But back to this crust sea dog. Like most last names, his has a real-life origin. Smith. Weaver. Butt-fucker. Somewhere in the history of the family the moniker was descriptive rather than simply an assignation. His, as I’m told, means silver-smith. Somehow. Somewhere. And in some language.

The story goes something like this. Not like this exactly because I’m not only relying on memory but also I am without the ability to tell this story well. Back in the day one of his ancestors had an unfortunate run of luck, and was cast out of some place. What place? I don’t remember. But they were forced abroad or adrift and eventually had a child who would go to a king in Greenland (maybe - I’m not sure) and prove their worth and the worth of their family and lineage through crafting silver. Thus the name, which I shall not reveal here for want of doxxing, was actually bestowed upon them by the king.

What is the point of all of this story and preamble without facts or coherency? It’s not that he is a great man. Or that his daughter is funny. Or that last names have some sort of root in the history of the family. It’s that there was an ancestor whose only place in history is as a counterpart to the actual story. Who is the negative, the non-named, the creator of the creator of the hero/legacy/known entity.

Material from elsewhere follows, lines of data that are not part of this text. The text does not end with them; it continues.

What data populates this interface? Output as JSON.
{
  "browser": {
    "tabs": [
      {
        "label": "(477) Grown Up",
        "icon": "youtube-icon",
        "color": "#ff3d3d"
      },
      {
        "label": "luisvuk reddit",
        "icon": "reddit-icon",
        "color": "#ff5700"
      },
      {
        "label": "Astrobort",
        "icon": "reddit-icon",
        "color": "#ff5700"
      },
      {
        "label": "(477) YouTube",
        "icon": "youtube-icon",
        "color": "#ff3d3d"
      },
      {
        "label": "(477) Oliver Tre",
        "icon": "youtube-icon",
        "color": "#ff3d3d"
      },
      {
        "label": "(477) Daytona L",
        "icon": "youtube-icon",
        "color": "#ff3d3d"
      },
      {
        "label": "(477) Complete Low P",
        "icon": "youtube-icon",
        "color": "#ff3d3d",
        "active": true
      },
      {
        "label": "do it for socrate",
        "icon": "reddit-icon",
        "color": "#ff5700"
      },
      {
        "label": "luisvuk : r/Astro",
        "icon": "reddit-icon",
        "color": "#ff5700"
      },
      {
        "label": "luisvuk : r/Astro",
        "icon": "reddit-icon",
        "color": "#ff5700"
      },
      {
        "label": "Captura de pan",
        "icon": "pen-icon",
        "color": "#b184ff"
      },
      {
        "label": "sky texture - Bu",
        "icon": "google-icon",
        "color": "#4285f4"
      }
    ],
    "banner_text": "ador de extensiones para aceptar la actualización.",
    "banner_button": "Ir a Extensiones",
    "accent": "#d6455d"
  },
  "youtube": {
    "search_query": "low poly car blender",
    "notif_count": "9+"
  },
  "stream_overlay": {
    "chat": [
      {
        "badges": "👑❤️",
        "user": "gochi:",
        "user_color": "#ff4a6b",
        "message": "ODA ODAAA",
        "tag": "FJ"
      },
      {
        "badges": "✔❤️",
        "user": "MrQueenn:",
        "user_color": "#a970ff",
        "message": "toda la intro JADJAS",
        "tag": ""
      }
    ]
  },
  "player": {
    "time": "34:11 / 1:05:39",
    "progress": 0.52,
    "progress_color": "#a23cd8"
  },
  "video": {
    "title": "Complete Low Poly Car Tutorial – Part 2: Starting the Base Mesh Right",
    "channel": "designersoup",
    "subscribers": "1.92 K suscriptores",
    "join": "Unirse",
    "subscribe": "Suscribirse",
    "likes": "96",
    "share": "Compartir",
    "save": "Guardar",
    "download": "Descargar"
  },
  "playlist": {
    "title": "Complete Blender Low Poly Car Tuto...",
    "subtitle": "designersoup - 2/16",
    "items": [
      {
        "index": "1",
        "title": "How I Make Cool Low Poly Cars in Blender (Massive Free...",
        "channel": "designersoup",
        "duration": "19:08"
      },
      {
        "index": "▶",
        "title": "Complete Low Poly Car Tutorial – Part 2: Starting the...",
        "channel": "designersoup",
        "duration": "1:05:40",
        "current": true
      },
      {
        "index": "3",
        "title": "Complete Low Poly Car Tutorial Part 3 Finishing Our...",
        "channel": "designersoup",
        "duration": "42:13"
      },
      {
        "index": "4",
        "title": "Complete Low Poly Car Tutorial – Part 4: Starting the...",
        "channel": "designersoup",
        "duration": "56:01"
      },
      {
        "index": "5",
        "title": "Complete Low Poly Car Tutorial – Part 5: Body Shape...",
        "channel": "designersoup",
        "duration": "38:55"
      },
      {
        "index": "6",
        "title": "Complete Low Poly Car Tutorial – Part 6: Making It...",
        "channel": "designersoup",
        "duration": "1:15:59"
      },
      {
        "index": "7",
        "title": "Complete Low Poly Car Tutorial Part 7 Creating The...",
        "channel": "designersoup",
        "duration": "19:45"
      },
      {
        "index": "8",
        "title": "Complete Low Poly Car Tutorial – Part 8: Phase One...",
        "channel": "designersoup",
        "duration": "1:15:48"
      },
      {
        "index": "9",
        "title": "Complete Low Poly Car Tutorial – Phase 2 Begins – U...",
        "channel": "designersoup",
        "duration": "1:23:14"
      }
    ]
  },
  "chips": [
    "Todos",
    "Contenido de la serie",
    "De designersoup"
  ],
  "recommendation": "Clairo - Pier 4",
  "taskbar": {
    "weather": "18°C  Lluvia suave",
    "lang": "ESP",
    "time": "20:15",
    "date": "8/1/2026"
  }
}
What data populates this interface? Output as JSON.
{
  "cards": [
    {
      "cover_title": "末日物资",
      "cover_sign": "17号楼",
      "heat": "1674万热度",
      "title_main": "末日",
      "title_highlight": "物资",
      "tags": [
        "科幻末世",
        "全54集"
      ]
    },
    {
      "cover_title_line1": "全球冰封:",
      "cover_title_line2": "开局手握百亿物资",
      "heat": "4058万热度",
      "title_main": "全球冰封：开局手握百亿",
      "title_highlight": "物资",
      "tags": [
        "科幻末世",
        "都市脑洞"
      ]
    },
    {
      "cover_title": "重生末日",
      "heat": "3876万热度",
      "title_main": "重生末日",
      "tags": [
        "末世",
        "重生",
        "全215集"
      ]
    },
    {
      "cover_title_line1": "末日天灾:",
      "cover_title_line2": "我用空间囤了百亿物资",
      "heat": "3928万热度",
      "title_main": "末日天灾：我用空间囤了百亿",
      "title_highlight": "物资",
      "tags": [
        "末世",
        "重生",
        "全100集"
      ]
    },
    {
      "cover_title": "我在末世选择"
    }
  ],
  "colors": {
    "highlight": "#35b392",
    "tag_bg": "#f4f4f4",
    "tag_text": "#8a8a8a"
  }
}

How awful if ghosts were real and you were simply known as “that one guy who was so bad at his job he got kicked out of the entire country?”

And yet. Yet. That not only happens, it is the fate of many people. To become the sub-ordinate clause in the sentence of history. To become nameless context. To become not an object lesson, but an object itself. Less than a person.

Only time will tell. And as ghosts are not real the import of this fact is up for debate: does one actually care what  generations hence will remember or regard about your life? We are all sparks of stardust and to that we shall return, so what does one care of the memory? Of the fact that the universe is indifferent in every way possible?

No. What you should care about is that telling wonderful stories. And you should treasure that fact. Who cares about the other ones.